眸中闪闪的光芒,仿佛透露着她的期待:好吃么?
“好吃。”李珩读懂了,他简单回答,目光定格在崔砚秋的发型上。
女孩的发髻原本被一支碧玉簪固定,因为方才忙活了大半天,已然有些散乱。额前逃出的几根胎毛碎发安静垂在耳边,在她喋喋不休介绍着这些美食时,发丝与笑意同动,轻盈飘逸。
李珩下意识抬起手,想要为她挽去碎发。
手指无意间碰到崔砚秋的脸颊,突如其来的温软触碰让他蓦然回神。他回想起午时,她扑进怀中的触感,不由别过头去,耳朵红了。

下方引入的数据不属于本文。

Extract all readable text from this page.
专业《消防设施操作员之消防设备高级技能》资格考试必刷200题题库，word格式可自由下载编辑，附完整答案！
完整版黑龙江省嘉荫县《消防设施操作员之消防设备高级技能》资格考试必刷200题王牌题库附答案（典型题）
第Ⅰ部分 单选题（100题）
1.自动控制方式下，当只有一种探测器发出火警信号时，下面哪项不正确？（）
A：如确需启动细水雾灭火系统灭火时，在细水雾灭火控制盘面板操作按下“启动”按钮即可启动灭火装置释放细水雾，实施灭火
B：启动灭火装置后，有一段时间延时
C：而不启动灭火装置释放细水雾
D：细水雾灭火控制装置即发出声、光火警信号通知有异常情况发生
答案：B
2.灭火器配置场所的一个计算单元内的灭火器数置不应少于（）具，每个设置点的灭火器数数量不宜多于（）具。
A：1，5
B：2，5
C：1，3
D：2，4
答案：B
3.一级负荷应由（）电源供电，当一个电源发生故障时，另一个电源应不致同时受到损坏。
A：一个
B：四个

崔砚秋却是没有察觉。她眼中没有对李珩行为的在意,全然只有对自己厨艺的欣赏与自信。
她一门心思专心致志介绍着这些美味佳肴。
“靖王殿下?靖王殿下?”崔砚秋在他眼前晃了晃自己的手,见他不语,有些急了,干脆唤道,“十二叔!”
李珩眼睛眨了眨,听到这个称呼才突然回过神来,只见一只素白、纤细的柔荑,不由移开目光,轻咳一声,“本王在听。”

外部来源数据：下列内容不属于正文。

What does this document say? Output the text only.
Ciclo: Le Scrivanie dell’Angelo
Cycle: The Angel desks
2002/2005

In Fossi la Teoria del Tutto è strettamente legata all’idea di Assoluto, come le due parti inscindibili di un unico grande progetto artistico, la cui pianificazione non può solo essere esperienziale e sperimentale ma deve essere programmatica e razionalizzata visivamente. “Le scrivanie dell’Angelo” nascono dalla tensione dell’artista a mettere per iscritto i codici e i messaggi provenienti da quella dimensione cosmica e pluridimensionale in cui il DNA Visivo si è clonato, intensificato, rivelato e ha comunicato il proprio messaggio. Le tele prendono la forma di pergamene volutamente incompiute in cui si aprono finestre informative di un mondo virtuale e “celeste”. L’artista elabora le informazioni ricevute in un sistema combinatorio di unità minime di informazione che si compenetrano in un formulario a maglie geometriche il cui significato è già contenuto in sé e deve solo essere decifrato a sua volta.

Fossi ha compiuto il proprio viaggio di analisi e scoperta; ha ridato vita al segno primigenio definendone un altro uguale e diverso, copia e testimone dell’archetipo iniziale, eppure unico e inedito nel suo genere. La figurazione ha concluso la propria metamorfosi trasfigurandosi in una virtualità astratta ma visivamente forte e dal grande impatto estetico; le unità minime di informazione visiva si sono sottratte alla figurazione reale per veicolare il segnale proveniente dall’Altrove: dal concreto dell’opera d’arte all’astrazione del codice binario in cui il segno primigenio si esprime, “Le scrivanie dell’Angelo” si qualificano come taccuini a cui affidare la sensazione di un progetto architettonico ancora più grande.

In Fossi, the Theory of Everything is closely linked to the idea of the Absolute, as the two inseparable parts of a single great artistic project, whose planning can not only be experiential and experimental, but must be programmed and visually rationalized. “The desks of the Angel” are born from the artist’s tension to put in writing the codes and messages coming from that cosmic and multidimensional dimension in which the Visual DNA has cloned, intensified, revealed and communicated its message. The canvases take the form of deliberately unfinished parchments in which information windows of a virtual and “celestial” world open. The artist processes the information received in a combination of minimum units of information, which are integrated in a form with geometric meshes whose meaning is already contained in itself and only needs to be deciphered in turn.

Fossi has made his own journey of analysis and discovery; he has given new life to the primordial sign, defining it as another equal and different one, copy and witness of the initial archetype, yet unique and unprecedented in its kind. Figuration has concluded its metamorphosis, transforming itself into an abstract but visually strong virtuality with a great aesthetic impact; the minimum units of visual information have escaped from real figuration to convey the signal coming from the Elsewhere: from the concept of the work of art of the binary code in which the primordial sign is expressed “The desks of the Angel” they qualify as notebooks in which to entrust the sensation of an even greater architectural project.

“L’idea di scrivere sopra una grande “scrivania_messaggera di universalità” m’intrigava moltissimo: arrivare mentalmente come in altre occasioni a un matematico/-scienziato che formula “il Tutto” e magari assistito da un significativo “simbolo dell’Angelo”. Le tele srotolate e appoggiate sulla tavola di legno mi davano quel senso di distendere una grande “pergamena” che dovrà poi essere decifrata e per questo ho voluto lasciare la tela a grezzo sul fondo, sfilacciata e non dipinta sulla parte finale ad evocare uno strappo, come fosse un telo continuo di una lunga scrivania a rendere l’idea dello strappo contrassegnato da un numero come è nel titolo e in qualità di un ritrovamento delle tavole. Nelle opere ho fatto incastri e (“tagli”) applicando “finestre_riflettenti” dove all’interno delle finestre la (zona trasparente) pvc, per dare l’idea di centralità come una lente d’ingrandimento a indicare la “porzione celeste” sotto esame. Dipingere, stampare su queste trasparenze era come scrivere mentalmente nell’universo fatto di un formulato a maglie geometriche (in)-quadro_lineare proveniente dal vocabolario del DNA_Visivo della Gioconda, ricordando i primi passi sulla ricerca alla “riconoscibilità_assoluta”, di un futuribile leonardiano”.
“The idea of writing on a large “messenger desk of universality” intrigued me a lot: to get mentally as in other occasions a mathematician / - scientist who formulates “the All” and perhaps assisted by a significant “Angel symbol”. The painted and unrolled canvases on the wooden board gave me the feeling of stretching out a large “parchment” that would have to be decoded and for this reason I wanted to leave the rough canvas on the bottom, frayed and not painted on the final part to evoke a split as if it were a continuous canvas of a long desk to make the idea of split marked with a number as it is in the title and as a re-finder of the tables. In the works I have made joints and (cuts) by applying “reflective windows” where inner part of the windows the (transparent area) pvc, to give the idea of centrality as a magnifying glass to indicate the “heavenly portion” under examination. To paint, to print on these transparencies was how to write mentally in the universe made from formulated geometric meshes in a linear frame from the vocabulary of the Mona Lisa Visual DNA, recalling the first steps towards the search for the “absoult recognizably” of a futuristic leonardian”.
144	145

“靖王殿下原来喜欢‘十二叔’这个称呼啊。”崔砚秋笑得前仰后合,眼珠转一转,长叹一口气,“想来是环境太过寡淡无味,不怪殿下走神。”
李珩来不及阻拦,崔砚秋已经起身,跟门口的通传说了什么,不一会儿,三个抱着箜篌的女倌便施施然走进来。
李珩张了张口,不明所以,“崔娘子爱好听曲儿?”
“听曲儿?”崔砚秋抿唇一笑,“那殿下格局就小了。”
一位女倌开始弹奏,剩下两位便下台开始扭动腰肢,伴随音乐,翩然起舞。
柔而不弱,媚而不俗,眼波流转,勾人心魄。一人旋身,裙摆如繁花盛放;一人抬手,风情万种。乐声愈急,舞姿愈烈,似火似焰,直叫人移不开眼。
一舞末了,女倌们靠近桌案,就要为崔砚秋和李珩斟酒。
崔砚秋乐不可支道:“我自己喝。今日只管将这位贵人服侍好,赏银少不了你们的。”
两个女倌便从容地转身,衣裙飘动,坐到李珩身边。
其中一位很是大胆,拿起酒杯递到李珩唇边,另一只手便搭到他的肩头。
一阵浓郁的香气扑面而来,李珩没有顺势喝下酒,他不动声色打掉了女倌的手。
“殿下是嫌不够?”崔砚秋蹙眉,认真思索,恍然大悟,“难道您喜欢嘴对嘴喂么?”